PROJECT SUMMARY/ABSTRACT
Branched structures are essential for the formation of many organs and glands during development. In addition,
many invasive diseases including abnormal angiogenesis and collective cancer invasion also take the form of
branches. Hence, understanding the mechanism underlying the patterning and morphogenesis of branches is of
critical importance in both fundamental biology of development and treatment of human diseases. Branching
processes, including the elongation, bifurcation, and termination of the branches, can be regulated by
biochemical signals, such as fibroblast growth factors and hormones. Recent work also suggests that mechanical
signals from the extracellular matrix and from neighboring cells also influence branching dynamics. However,
likely due to the lack of quantitative tools that can measure the distribution of mechanical forces within the
branches, how mechanics regulates the branching process is still not well understood. In this project, we propose
to develop a novel quantitative tool, termed branch stress microscopy (BSM), that can precisely map the
spatiotemporal distribution of intercellular mechanical stresses during the branching process. Even with
significant developments in cell and tissue mechanics over the past decades, quantifying intercellular mechanical
stresses within a three-dimensional space remains a challenging task. Hence, to manage the risk, the proposed
project is designed with two progressively riskier and more rewarding aims. In Aim 1, we will develop a relatively
simple 1D version of BSM that quantifies the cross-sectional stress along a morphogenetic branch. Confocal
microscopy will be combined with a three-dimensional traction stress calculation to obtain the total force and
average stress exerted at the cross section via force balance equations.

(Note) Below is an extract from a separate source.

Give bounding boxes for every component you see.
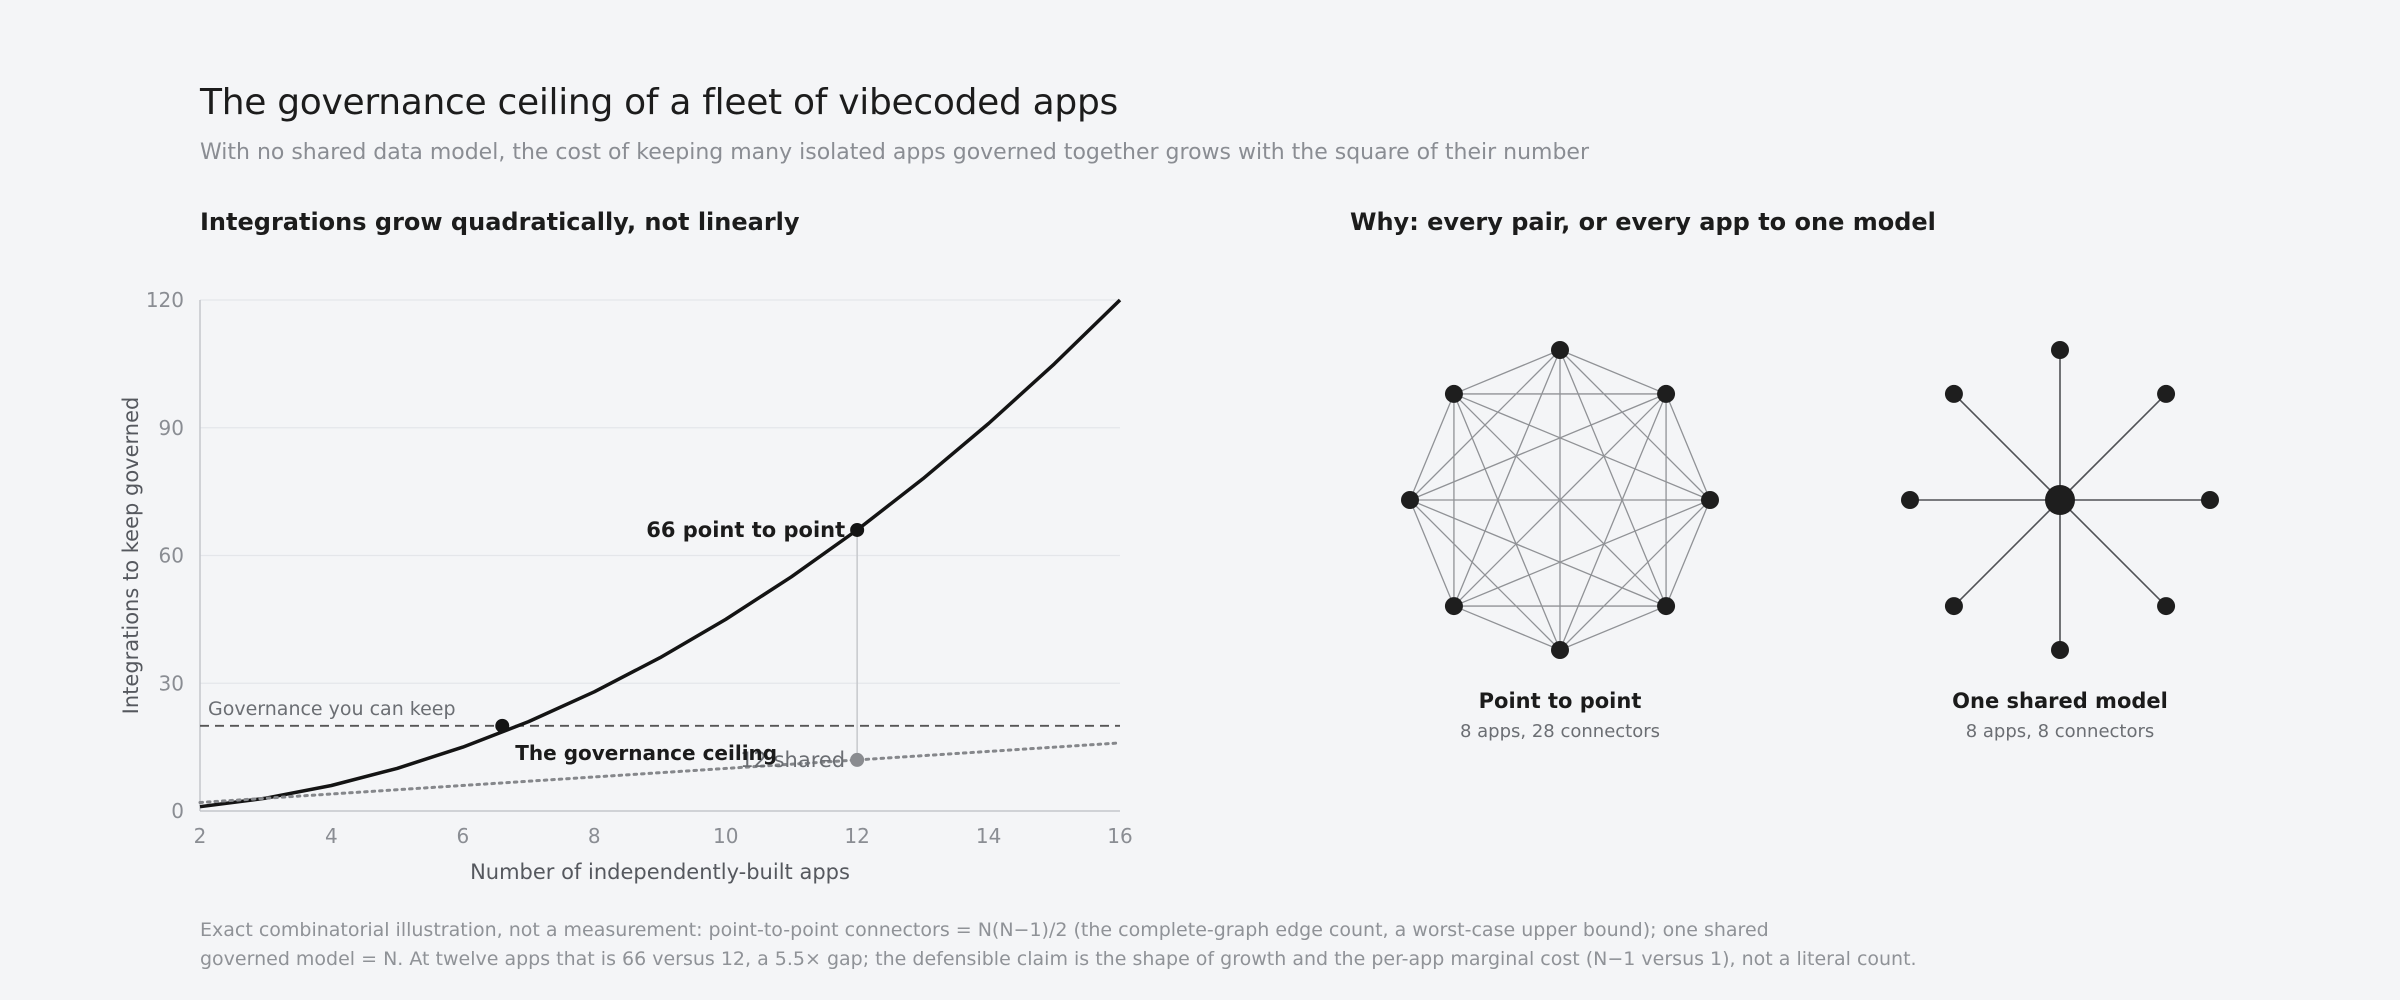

We will then validate the stress
calculated from 1D BSM against that from the current state of the art using 3D cancer collective migration as a
biological model. In Aim 2, we will take one step further to develop a 3D version of BSM to resolve the complete
3D distribution of intercellular stresses within a branch segment. We will make necessary measurements and
assumptions regarding the branch material properties and stress or displacement values at the boundary of the
branch segment and turn the task into a boundary value problem in solid mechanics. We will then calculate the
stress distribution within invading cancer branches using finite element analysis and validate the assumptions
and the robustness of the tool by comparing with the stresses measured by the current state of the art. In sum,
this project will combine in silico and in vitro engineering and biological approaches to develop a novel
quantitative tool that may be widely applicable to any branching processes in vitro, ex vivo and even in vivo, thus
providing a versatile technology for branching mechanobiology in development and diseases.